Olsen and other officials noted that many homes in the district - and across the county - are not defensible in the face of a fire.
Ornamental junipers in the landscaping close to the house "are cans of gasoline next to your building, waiting to explode when they're lit," Chief Olsen said.
Think of the videos of Christmas trees going up like fireworks the instant fire touches them, and you have a good picture of the deadly effects of such landscaping, officials say. Bark mulch is combustible, and many residents allow dry grass to stand close to their house and creep under their decks. Pine needles that accumulate in gutters or around decks can catch an ember.
Creating defensible space around your home means creating an area of at least 30 feet around the home where combustibles are kept cleared away, trees limbed back and landscaping crafted with plants that don't readily ignite and carry fire.
It doesn't mean your property can't look attractive.
"We don't need a dirt donut," says Ben Duda of Oregon Department of Forestry. "We're not asking people to denude their property."
Steps to create defensible space and tips on fire-resistant landscaping may be found at www.firefree.org. Additionally, products are available to spray on your home that can enhance its resistance to fire. Those have to be applied well before any crisis develops and should be part of a program of defensibility and not a substitute for defensible space.
Another critical element in giving firefighters a fighting chance is making sure they can get into and out of your property safely.
Olsen noted that many homes in the area affected by this month's fire were not accessible to emergency equipment because juniper branches encroached so heavily on the driveway that a fire engine couldn't get through.
Duda offers a simple visual to illustrate the problem:
"When you moved in with a U-Haul, were you scraping branches? If you were, you're too tight."
Firefighters have to be able to drive in to a property and have to be able to turn an engine around so they can escape quickly. If a property doesn't allow for that, a fire chief won't send firefighters in - because they would be risking their lives.
Chief Olsen is blunt: "There's nothing out there that's worth losing one of our people over."
Sgt.
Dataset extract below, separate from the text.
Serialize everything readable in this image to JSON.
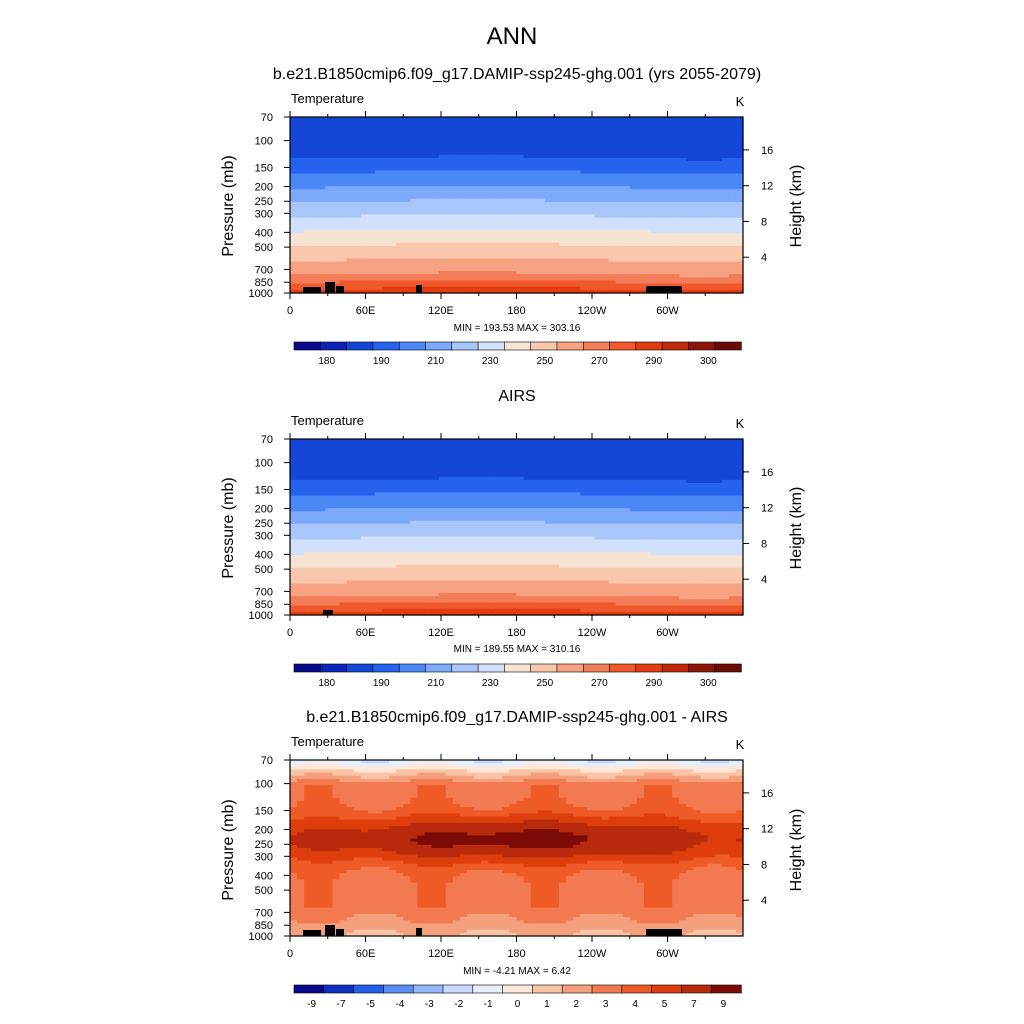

Nathan Garibay of the Deschutes County Sheriff's Office, who serves as emergency service coordinator in Central Oregon, says that properties are rated three ways:
1. Standalone - the house is so secure from fire that firefighters don't have to defend it.
2. Defensible - A property has the space and access needed for firefighters to make a save if fire encroaches.
3. Non-defensible: "That means it is a complete write-off because it is not safe for our people."
He notes that county-wide there is "a very small percentage" of standalone properties and "we all have work to do."
Property owners are advised to limb trees back to make sure a fire truck can get in and turn around - and that work should be done before fire season gets underway. Also, it is important to make sure that fire numbers are readily visible so that emergency personnel can identify where homes are.
Sgt. Garibay says, "There are places in this county where you could drive past a house and not know there was a house there."
In the August 11 fire, firefighters were aided significantly by air support from multiple tankers that made repeated retardant drops that allowed firefighters on the ground to get ahead of the fire.
Without the air power, "we'd have lost more houses, for sure," said Sisters-Camp Sherman Deputy Fire Chief Tim Craig.
But that's a resource that can't be counted upon to save the day.
Larae Guillory, fire management officer with the Sisters Ranger District notes that "People think that they're at our beck and call all the time."
That is not at all the case. Air assets are limited, and assigned to the highest priority fires. On August 11, tankers happened to be available, and could respond to the scene quickly.
"They could have been anywhere that was the highest priory," Guillory said. "It's not always guaranteed that you're going to get those resources."
Without them, the August 11 fire could have been much more devastating than it was. As it was, firefighters "made some great saves," as Sgt. Garibay earlier told The Nugget. Firefighters' work is hard and dangerous at its best, and the better prepared residents are, the more likely those saves become.
It all comes down to personal responsibility and giving those firefighters "a fighting chance."